Adesivo transdérmico
Adesivo transdérmico

O adesivo consiste num quadrado que contem estrogénio e progesterona. Este contracetivo adere à pele e pode ser colocado na parte inferior do abdómen ou superior do braço, nas nádegas ou nas costas. Uma vez colado não deve ser retirado. Ao mudar de adesivo evita colar no mesmo sitio ou em pele vermelha, irritada ou com cortes.

Sistema intrauterino (SIU)

O SIU consiste num pequeno dispositivo de plástico flexívei em forma de T que contém um tipo de progestina denominada levonorgestrel, e é introduzido no útero através da vagina por um profissional da saúde. O SIU pode permenecer no local durante aproximadamente três, cinco ou dez anos, dependendo do tipo, e caso não cause efeitos indesejáveis.

Implante

O implante consiste num pequeno bastão de silicone que é inserido sob a pele, normalmente na parte inferior do braço, com um agulha própria. O implante contém progesterona e vai libertando pequenas doses da hormonas no corpo. É eficaz até três anos, mas pode ser removido antes.

Contracetivo de Emergência

Deves conhecer este contracetivo como pílula do dia seguinte.

Se o preservativo rebentou com um cliente e não estás a fazer nenhum outro método contracetivo, podes recorrer a esta opção.

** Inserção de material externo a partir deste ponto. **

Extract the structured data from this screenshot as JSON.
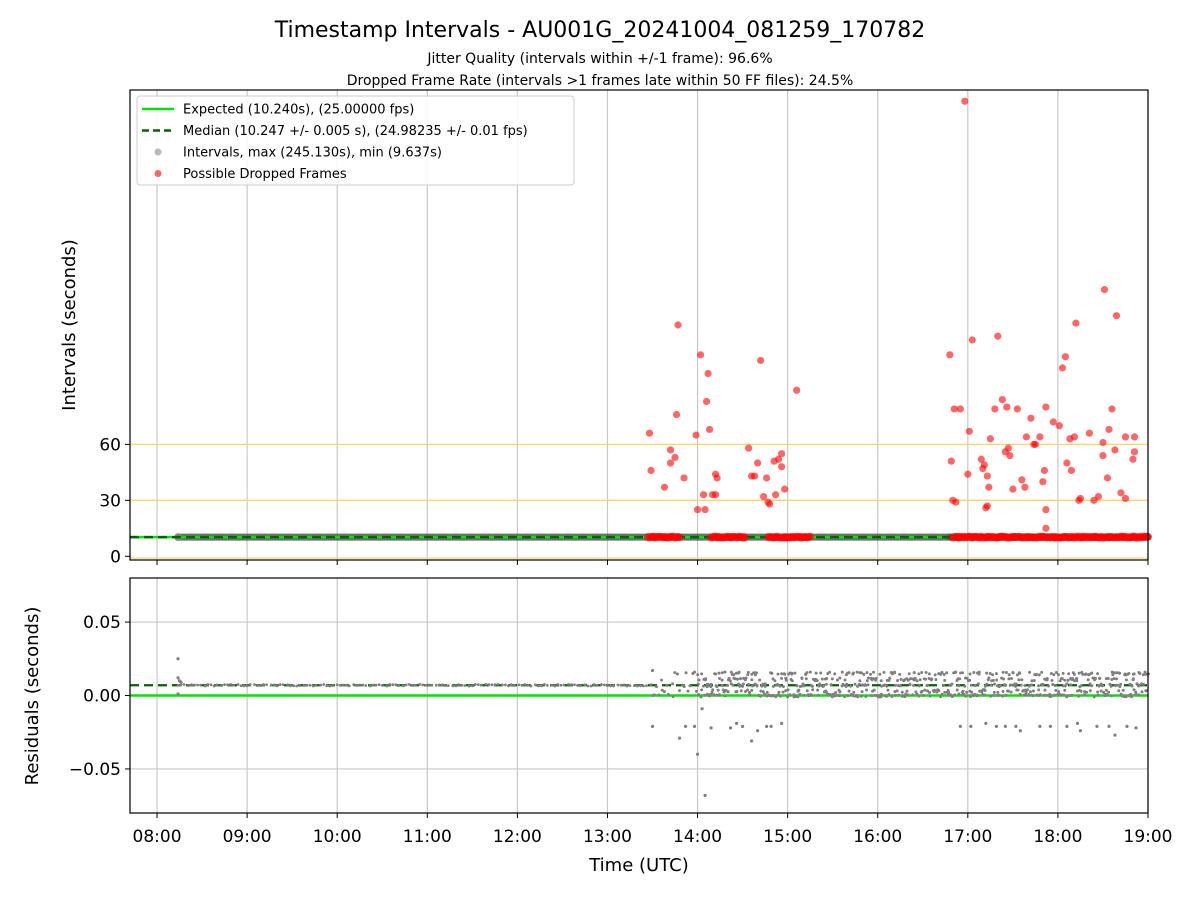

Para prevenir a gravidez, esta pílula deve ser tomada nas primeiras 48 horas após a situação de risco. A sua eficácia diminui com o passar do tempo por isso deve ser tomada logo que possível.

Esta pílula pode causar:

  • Náuseas e vómitos
  • Diarreia
  • Sensibilidade nos seios
  • Sangramento irregular

A pílula do dia seguinte não deve ser usada como método contracetivo. Deve ser utilizada em situações excecionais.

Podes comprar esta pílula numa farmácia sem precisar de receita médica.

Para teres acesso à pílula do dia seguinte de forma gratuita, deves ir a uma consulta de planeamento familiar no centro de saúde ou ao serviço de ginecologia e obstetrícia de um hospital.

Se o período não voltar passadas três semanas, deves então fazer um teste de gravidez.